Does any church actually own spiritual teachings? As stated earlier, all true spiritual teachings originated from the spiritual world. If anyone can claim ownership, it should be the Ascended Host. However, why not consider that the teachings actually belong to the world; they are a world spiritual heritage! 

This might open up for the idea that an organization should not try to control how the teachings are used. What an organization should do is to preserve its teachings in their original form and make sure they are always available to anyone who wants them. 

This points to a new way to look at the role of a religion. A religion must have a core organization with the role of making the teachings available without conditions. Thereby, people can use the teachings as they see fit, as long as they don’t claim ownership of the teachings. Such an organization should probably be completely independent of any church.

For example, one could envision a non-denominational organization charged with restoring and publishing the original teachings of Jesus and early Christianity. Any church could use the material published by this organization, but no church can own or control the teachings. A church cannot suddenly start withholding certain elements of the teachings. It can choose to build its own doctrines, but it cannot impose those doctrines on the organization that is charged with preserving the teachings in their original form.

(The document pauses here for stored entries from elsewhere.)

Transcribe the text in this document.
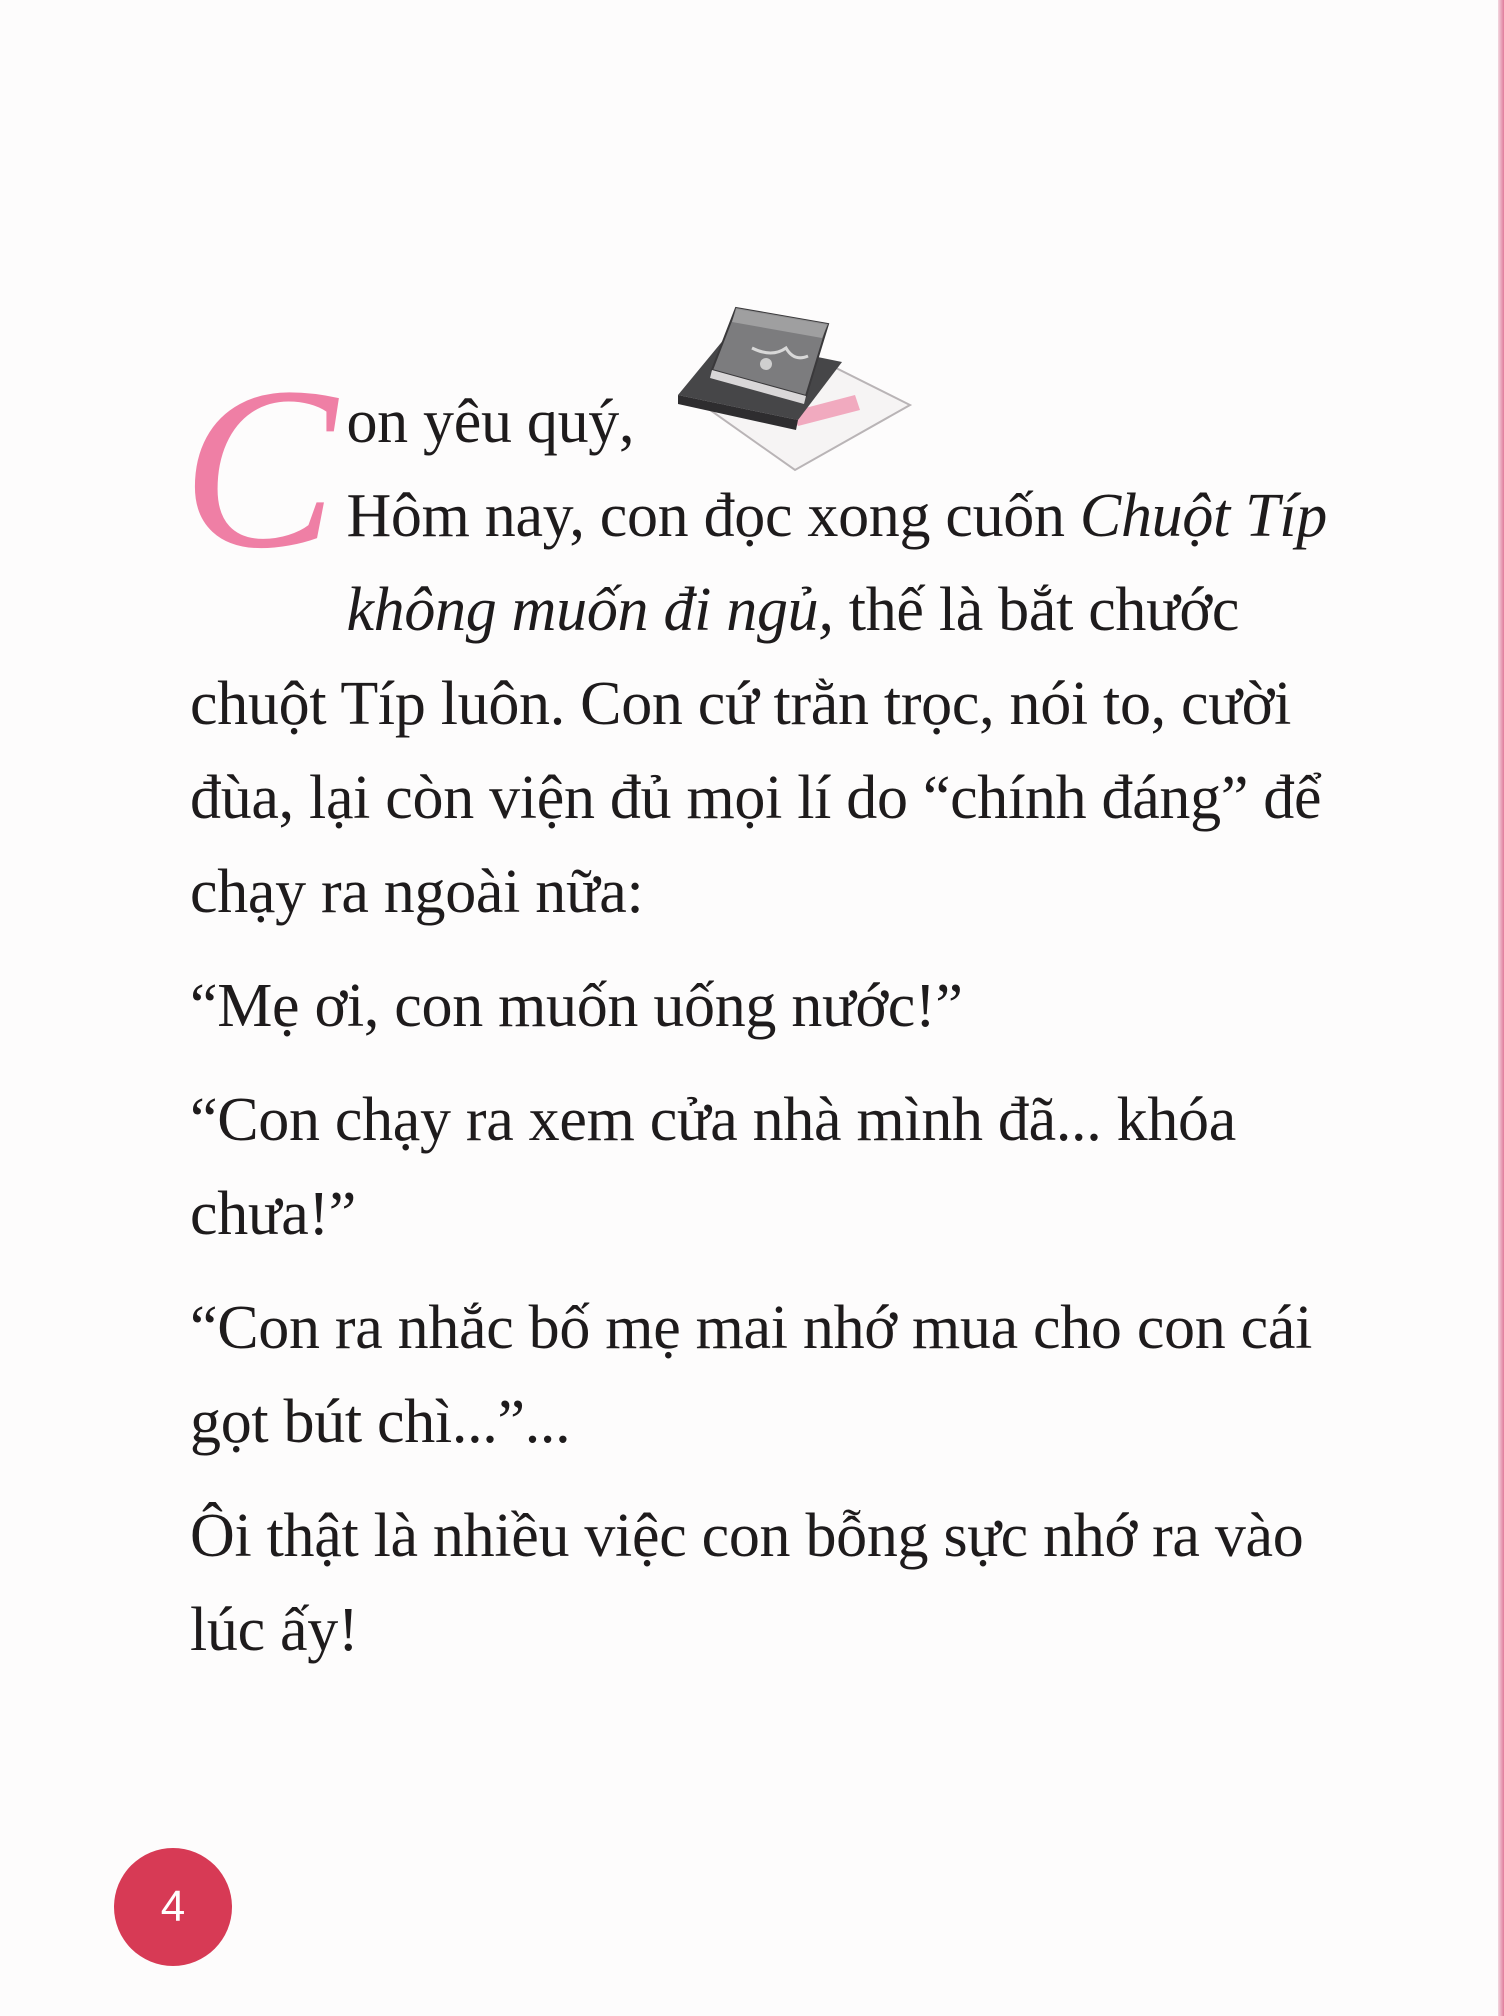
C on yêu quý,
Hôm nay, con đọc xong cuốn Chuột Típ không muốn đi ngủ, thế là bắt chước chuột Típ luôn. Con cứ trằn trọc, nói to, cười đùa, lại còn viện đủ mọi lí do “chính đáng” để chạy ra ngoài nữa:

“Mẹ ơi, con muốn uống nước!”

“Con chạy ra xem cửa nhà mình đã... khóa chưa!”

“Con ra nhắc bố mẹ mai nhớ mua cho con cái gọt bút chì...”...

Ôi thật là nhiều việc con bỗng sực nhớ ra vào lúc ấy!

4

A church can define its own organizational structure and rules. However, a church cannot prevent the formation of other groups that use the teachings in a different way.

 

Decentralization of the organization

In the Age of Aquarius, a spiritual organization cannot successfully impose a rigid, centralized structure, as did the orthodox churches in the Age of Pisces. Instead, it must create a true sense of a spiritual community. 

Any successful community is based on freedom and diversity. A church must not seek to control the teachings or people’s use of the teachings. It must simply offer people the teachings without telling them how to use them. Give people a smorgasbord without telling them what to eat.

This can be accomplished by allowing the formation of fraternities or organizations that are affiliated with the religious organization. For example, because of the misuse of power from orthodox churches, many people have a negative attitude towards churches. These people might be attracted by an organization that uses the teachings without calling itself a church. Other people might want a more formal or organized church, and such people could form churches based on the religious teachings.

Once again, the diversity of the early Christian movement might provide inspiration. A variety of churches and gnostic organizations were based on the teachings of Christ, yet there were many differences between them. Eventually the orthodox church came to see such differences as a threat to its power and control. However, it was the diversity that created the explosive growth of the Christian movement. 

The orthodox Christian church made it a goal to expand and strengthen the organization itself. In reality, the true goal of a spiritual movement must be to spread a certain spiritual idea or teaching. If this goal becomes subverted by the need to strengthen the outer organization, then the organization has become a goal in itself instead of being the means to an end.

In the Age of Aquarius people are not likely to buy into the idea that there is only one true church. Therefore, a church must embrace a paradigm that makes it possible to spread the spiritual teachings without requiring membership of a particular organization! A church must choose whom it will serve, the outer goal of a worldly organization or the inner goal of the Ascended Host.